Exploiting high-quality cathode materials and optimizing their electrochemical performance for aqueous zinc-ion batteries (AZIBs) is of prominent significance for the advancement of charge storage devices. Herein, a novel zeolitic imidazolate framework assisted synthesis method has been proposed for the first time to prepare C and N co-doped MnO/CoO cathode (C/N-MnO/CoO) with unique hollow hexahedron structure. Theoretical, simulative, and experimental results all reveal that primarily benefiting from synergistic effects, the drawbacks of low structural stability and electrical conductivity for MnO, and the shortcomings of inferior electrochemical activity and cycling stability for amorphous CoO (A-CoO), could be effectively compensated.

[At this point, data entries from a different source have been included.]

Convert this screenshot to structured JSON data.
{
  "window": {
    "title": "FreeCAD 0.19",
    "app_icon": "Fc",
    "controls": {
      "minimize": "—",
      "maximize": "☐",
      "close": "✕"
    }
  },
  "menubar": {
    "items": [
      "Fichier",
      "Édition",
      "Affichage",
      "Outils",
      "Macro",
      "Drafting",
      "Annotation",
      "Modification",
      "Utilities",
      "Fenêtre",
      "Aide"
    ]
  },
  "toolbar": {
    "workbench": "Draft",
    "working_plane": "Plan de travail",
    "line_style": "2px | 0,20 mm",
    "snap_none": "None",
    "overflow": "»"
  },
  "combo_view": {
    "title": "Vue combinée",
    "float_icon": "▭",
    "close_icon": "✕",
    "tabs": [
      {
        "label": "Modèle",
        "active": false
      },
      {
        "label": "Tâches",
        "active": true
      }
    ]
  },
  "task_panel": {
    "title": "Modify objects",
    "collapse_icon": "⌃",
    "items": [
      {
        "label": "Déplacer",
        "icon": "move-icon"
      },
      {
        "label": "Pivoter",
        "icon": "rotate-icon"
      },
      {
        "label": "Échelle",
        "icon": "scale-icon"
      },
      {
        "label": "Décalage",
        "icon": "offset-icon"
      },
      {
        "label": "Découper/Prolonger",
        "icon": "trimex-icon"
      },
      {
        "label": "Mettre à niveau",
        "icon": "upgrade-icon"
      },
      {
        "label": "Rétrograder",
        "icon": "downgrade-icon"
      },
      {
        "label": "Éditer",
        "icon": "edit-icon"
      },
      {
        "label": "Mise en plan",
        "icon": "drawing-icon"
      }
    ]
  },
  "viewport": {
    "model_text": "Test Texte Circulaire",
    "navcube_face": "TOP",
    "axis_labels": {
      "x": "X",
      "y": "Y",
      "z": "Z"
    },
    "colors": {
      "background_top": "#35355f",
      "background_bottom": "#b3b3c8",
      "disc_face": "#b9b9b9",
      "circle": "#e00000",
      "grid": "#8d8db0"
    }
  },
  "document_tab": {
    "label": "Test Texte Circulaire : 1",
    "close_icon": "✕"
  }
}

In addition, the unique hollow hexahedron structure could provide abundant active sites and electron transfer paths, which is conducive to the enhancement of electrochemical activity and kinetics. The zinc battery utilizing C/N-MnO/CoO as cathode exhibits a high specific capacity of 355.9 mAh·g at 0.1 A·g, which is much higher than that of A-CoO. After dozens of cycling at different current densities, the specific capacity could be retained, indicating superior rate performance. Moreover, the specific capacity presents no decrease during initial 600 repeated charge/discharge cycles, suggesting admirable cycling stability. Additionally, the electrochemical kinetics and energy density of the AZIBs are also distinctly improved.